Viaturas policiais se enfileiravam pela estrada na busca ao maior fora-da-lei que a cidade de São Sebastião já viu. Metade do corpo policial de São Paulo viajou até o vilarejo de Saco Fora, na região praiana pouco povoada, onde o famigerado bandido havia sido visto pela última vez. Ele era o mais falado das páginas policiais há pelo menos quarenta dias, desde que matou o maior xerife do lugar. Postes e paredes estampavam seu rosto e apelido, que lembra um vilão dos filmes de bang-bang. Manuel Moreira, o Cara de Cavalo, não foi protagonista de um clássico de faroeste, mas ainda assim teve sua vida transformada em obra de arte.

As paredes cinza do edifício da Universidade Estadual do Rio de Janeiro (UERJ) são recentes. A paisagem da Grande Tijuca era um pouco mais colorida quando o local abrigava a Favela do Esqueleto, até a década de 60. Entre o estádio do Maracanã e do Morro do Mangueira, o Esqueleto foi destruído durante a gestão Carlos Lacerda, governador do estado da Guanabara entre 61 e 65. Mas antes de sua população ser transferida à força para a atual Vila Kennedy, em Bangu, a Favela do Esqueleto teve uma celebridade entre os seus. Manuel Moreira, conhecido como Cara de Cavalo, não era lá um bandido de alta periculosidade. Seu nome, no entanto, foi cuspido pela boca de muito policial enfurecido.
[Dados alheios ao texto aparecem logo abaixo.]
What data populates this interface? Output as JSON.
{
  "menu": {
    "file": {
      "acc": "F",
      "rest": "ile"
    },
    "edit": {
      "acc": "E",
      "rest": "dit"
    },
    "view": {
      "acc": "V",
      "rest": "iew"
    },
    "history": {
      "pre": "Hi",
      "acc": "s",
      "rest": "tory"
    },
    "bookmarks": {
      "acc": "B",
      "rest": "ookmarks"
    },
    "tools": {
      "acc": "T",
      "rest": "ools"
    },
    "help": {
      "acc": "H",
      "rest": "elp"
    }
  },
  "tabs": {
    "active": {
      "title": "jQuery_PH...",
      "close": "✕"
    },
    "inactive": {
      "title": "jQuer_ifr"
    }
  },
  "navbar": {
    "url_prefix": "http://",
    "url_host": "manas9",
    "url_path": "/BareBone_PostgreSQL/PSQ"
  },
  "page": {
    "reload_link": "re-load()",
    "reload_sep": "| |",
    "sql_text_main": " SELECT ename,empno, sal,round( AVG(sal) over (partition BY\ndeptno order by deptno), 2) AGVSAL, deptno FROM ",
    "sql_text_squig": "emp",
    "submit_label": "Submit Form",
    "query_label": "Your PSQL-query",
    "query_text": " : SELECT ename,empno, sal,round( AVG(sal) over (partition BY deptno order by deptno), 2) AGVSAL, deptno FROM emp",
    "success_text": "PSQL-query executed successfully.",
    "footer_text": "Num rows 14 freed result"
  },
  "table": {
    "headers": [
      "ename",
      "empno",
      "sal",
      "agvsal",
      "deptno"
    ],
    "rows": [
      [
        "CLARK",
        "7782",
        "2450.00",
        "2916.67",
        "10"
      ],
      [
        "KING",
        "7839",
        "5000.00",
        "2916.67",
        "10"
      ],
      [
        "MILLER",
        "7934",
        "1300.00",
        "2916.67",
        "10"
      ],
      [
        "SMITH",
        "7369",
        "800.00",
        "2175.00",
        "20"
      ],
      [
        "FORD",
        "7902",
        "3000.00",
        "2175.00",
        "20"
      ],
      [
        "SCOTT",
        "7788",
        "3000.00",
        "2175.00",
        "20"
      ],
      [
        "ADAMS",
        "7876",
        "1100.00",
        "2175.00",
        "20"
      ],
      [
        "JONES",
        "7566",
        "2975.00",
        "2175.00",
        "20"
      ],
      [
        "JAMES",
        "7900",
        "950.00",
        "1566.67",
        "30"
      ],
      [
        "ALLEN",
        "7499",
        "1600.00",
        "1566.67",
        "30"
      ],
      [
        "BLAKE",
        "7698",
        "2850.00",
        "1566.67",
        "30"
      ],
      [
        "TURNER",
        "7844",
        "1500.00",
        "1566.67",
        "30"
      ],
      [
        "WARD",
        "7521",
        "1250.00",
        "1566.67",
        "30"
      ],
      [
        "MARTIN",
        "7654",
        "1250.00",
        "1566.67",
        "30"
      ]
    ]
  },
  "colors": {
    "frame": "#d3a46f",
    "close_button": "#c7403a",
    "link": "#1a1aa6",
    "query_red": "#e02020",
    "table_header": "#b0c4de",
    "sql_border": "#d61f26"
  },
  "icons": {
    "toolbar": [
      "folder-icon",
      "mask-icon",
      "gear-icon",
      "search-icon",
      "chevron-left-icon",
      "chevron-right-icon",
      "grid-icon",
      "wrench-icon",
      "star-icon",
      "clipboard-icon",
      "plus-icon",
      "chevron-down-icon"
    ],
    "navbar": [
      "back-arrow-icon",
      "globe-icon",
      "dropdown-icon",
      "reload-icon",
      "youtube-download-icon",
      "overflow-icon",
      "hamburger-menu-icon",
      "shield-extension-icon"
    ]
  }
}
Um Manuel ainda menino tomava, pelas manhãs, o trem de número 33 na Mangueira, que o levaria até a atual Central do Brasil, na época chamada de estação Dom Pedro II. A ocupação do garoto era diferente daqueles milhares de trabalhadores legais que atravessavam a cidade todos os dias dentro dos vagões. Manuel começara a vender maconha na Central com pouco mais de 10 anos, abastecendo de bagulho àqueles que passavam pelo ponto mais movimentado da cidade. O menino não era exatamente o espelho do traficante atual, gerente comercial de bocas de fumo instaladas em morro. Sua distribuição era no asfalto, na encolha, como aprendeu com a malandragem dos anos 40 e 50, na Favela do Esqueleto e no Morro da Mangueira.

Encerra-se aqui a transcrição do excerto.